916 views Asked by At

I access SVN repositories via

  • http://svn.example.com/repo1
  • http://svn.example.com/repo2
  • ...

with the following Apache configuration

LoadModule dav_svn_module     modules/mod_dav_svn.so
LoadModule authz_svn_module   modules/mod_authz_svn.so

<VirtualHost xxx.xxx.xxx.xxx>
    ServerName svn.example.com

    <Location />
        DAV svn
        SVNParentPath /path/to/svn/repositories
        AuthzSVNAccessFile /path/to/svn/conf/auth_policy
        Satisfy Any

        AuthType Basic
        AuthName "Subversion repository"
        AuthUserFile /path/to/svn/conf/passwdfile
        Require valid-user
    </Location>
</VirtualHost>

I would like to prevent web crawlers from indexing the public repositories, but I cannot figure out how to properly set up the configuration to serve robots.txt from http://svn.example.com/robots.txt.

I have found a thread "stopping webcrawlers using robots.txt" from 2006, but it didn't help me solve the problem (Ryan's suggestion for redirection didn't work).

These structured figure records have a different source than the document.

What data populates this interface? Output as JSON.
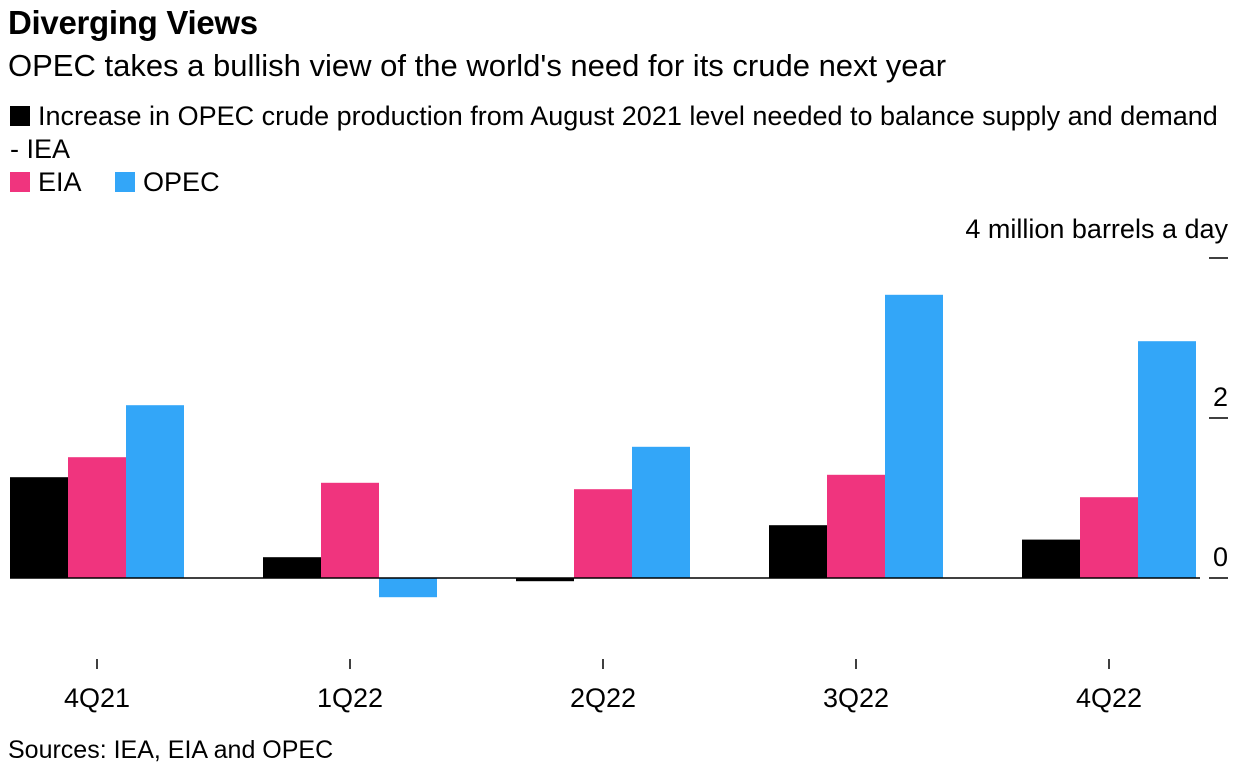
{
  "title": "Diverging Views",
  "subtitle": "OPEC takes a bullish view of the world's need for its crude next year",
  "source": "Sources: IEA, EIA and OPEC",
  "chart_data": {
    "type": "bar",
    "categories": [
      "4Q21",
      "1Q22",
      "2Q22",
      "3Q22",
      "4Q22"
    ],
    "series": [
      {
        "name": "Increase in OPEC crude production from August 2021 level needed to balance supply and demand - IEA",
        "color": "#000000",
        "values": [
          1.26,
          0.26,
          -0.04,
          0.66,
          0.48
        ]
      },
      {
        "name": "EIA",
        "color": "#f0347e",
        "values": [
          1.51,
          1.19,
          1.11,
          1.29,
          1.01
        ]
      },
      {
        "name": "OPEC",
        "color": "#33a6f8",
        "values": [
          2.16,
          -0.24,
          1.64,
          3.54,
          2.96
        ]
      }
    ],
    "ylabel": "4 million barrels a day",
    "yticks": [
      0,
      2,
      4
    ],
    "ytick_labels": [
      "0",
      "2",
      ""
    ],
    "ylim": [
      -0.9,
      4.0
    ],
    "legend_position": "top-left",
    "grid": false
  }
}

EDIT: I would prefer to keep the repositories at the top level rather than moving them to http://svn.example.com/something/reponame.

1

There are 1 answers

3
David W. On

Don't put your Subversion repositories' virtual directory in the root of your server:

Wrong

<Location />
    DAV svn
    SVNParentPath /path/to/svn/repositories

Right

<Location /svn>
    DAV svn
    SVNParentPath /path/to/svn/repositories

Instead of your repository root being http://svn.example.com, it will be http://svn.exmaple.com/svn. This frees up http://svn.example.com to be a true document root which means you can add some documentation about your site, and put in a robots.txt file under http://svn.example.com/robots.txt.

Now, a well behaved robot will see the robot.txt file and not index your Subversion repository.